Migrants : "pas nés au bon endroit"

24 Novembre 2021

Pendant que deux mille personnes grelottent encore à la frontière est de l’Europe, la situation des réfugiés sur la côte nord-ouest de la France n’est pas plus acceptable.

Les autorités annonçaient il y a peu avoir démantelé une filière de passeurs et arrêté quinze trafiquants qui, paraît-il, faisaient payer jusqu’à 6 000 euros aux réfugiés tentant de franchir la Manche vers l’Angleterre. Dans le même temps, le ministre de l’Intérieur se vantait de « sécuriser davantage le littoral » par la livraison à ses troupes de plus de cent véhicules adaptés à la lutte contre l’immigration clandestine, Quads, 4X4, Zodiacs, mais aussi caméras thermiques, projecteurs dits d’éclairage tactique… et « effets d’habillements » dont on n’ose même pas espérer qu’ils soient destinés aux migrants victimes de naufrage dans les eaux glacées.

Ce n’est pas à un mur que se heurtent ceux qui tentent la dangereuse traversée, mais c’est tout comme. Les sauveteurs dunkerquois de la Société nationale de sauvetage en mer, la SNSM, ont dû cette année sortir leur canot 45 fois soit près de trois fois plus souvent qu’en 2020. Ils ont calculé que, récemment, en une seule nuit, 272 personnes ont été secourues, tous moyens confondus, tandis que plus de mille autres auraient réussi à gagner la côte britannique.

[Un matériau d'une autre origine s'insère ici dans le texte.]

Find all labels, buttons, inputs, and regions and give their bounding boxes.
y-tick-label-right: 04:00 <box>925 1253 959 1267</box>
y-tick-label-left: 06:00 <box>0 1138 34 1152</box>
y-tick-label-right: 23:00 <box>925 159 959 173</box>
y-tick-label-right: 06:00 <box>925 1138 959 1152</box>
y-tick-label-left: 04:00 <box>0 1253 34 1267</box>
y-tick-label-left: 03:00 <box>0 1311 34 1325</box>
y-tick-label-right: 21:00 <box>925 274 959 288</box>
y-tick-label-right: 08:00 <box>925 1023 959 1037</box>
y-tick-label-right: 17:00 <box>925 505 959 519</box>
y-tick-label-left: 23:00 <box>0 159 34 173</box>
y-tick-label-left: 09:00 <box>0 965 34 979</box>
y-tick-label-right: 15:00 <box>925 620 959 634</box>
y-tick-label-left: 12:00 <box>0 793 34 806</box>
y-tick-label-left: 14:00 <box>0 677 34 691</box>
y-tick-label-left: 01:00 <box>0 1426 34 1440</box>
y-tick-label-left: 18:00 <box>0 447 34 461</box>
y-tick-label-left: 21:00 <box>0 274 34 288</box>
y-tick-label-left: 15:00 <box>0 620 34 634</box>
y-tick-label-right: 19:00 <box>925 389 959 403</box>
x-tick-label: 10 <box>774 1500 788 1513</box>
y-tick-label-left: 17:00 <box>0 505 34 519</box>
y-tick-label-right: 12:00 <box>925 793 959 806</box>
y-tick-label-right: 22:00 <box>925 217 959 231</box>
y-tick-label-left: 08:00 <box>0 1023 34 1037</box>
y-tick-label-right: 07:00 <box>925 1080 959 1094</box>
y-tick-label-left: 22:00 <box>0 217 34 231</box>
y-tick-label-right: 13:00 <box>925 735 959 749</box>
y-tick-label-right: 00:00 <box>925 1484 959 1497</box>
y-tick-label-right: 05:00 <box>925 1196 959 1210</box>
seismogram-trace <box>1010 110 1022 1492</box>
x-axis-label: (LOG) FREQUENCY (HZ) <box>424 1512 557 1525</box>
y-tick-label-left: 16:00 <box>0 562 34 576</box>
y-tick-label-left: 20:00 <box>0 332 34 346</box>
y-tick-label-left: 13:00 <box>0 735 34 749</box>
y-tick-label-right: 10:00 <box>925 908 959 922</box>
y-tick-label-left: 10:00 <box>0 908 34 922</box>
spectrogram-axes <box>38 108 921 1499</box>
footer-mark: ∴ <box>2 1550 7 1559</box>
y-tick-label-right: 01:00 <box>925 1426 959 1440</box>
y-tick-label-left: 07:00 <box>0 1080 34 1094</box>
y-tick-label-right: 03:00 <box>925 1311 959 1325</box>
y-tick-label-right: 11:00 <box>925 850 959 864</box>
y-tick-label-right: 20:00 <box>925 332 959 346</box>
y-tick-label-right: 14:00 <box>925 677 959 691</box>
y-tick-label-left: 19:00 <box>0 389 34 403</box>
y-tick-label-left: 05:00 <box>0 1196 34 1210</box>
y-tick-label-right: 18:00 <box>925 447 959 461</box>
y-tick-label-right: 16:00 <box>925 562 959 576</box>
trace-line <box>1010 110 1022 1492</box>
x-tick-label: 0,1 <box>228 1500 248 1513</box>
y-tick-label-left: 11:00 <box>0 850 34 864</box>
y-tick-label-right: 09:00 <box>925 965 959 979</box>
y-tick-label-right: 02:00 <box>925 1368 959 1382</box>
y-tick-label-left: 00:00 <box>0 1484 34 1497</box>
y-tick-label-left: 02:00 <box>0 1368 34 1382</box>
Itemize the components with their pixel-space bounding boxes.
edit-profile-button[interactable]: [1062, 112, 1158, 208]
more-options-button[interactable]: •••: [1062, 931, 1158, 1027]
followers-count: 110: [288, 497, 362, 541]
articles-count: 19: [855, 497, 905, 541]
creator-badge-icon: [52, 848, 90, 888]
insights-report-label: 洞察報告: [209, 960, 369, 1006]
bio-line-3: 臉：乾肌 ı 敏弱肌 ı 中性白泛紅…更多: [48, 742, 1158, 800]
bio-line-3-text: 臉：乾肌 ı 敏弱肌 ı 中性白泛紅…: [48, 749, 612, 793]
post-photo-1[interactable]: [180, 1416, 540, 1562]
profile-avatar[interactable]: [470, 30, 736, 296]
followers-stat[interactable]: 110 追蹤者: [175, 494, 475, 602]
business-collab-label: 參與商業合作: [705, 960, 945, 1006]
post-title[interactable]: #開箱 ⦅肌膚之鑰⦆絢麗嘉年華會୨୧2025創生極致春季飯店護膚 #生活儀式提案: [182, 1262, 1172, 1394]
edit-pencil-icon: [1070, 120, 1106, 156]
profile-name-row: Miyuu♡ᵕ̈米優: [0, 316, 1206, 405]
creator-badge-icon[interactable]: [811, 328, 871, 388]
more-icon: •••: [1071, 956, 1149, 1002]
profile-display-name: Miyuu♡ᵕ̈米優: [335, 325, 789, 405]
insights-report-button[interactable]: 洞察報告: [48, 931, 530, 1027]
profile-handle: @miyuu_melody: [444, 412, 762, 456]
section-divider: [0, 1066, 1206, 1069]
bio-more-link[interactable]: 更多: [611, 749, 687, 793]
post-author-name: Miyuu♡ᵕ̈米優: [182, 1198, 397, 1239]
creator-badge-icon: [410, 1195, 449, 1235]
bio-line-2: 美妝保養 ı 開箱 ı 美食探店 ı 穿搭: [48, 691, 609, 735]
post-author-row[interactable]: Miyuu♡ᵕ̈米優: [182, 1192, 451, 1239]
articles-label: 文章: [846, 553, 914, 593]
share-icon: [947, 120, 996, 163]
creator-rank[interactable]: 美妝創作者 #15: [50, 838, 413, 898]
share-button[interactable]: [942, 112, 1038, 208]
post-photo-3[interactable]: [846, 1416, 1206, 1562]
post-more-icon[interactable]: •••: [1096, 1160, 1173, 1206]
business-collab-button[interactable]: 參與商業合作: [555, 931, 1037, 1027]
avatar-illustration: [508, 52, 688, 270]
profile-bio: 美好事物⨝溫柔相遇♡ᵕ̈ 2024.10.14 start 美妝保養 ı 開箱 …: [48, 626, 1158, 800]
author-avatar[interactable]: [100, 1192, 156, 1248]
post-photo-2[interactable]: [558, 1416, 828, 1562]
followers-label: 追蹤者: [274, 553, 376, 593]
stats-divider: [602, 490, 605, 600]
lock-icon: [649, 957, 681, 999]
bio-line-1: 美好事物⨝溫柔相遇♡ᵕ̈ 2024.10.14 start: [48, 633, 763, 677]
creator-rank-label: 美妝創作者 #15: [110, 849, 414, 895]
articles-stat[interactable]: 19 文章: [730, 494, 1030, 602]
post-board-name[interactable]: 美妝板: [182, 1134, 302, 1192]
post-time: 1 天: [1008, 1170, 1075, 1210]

Mais les bénévoles de la SNSM n’ont pu que réchauffer voire confier ces réfugiés aux secours, pour les voir s’éloigner avant de retenter la traversée. Selon un récent rapport d’une commission parlementaire, menée par le député Sébastien Nadot, ils ne sont en effet que 200 000 environ, soit 0,3 % de la population du pays, à obtenir en France un premier titre de séjour, qui ne leur donne que quelques maigres droits. Le délai de carence est de trois mois avant d’accéder aux soins, six mois avant d’avoir le droit de travailler officiellement. La commission fait état notamment d’une diminution importante des visas accordés, afin de contraindre les pays de départ à les accepter de nouveau, de mises en rétention administrative d’enfants parce que migrants, d’une augmentation des frais d’inscription à l’université pour les étudiants étrangers, et pour résumer d’une gestion purement policière de l’immigration par le seul ministère de Darmanin.

Comme le remarquait tristement une bénévole de la SNSM de Dunkerque, « il y a des gens qui sont nés au bon endroit ». D’autres, non.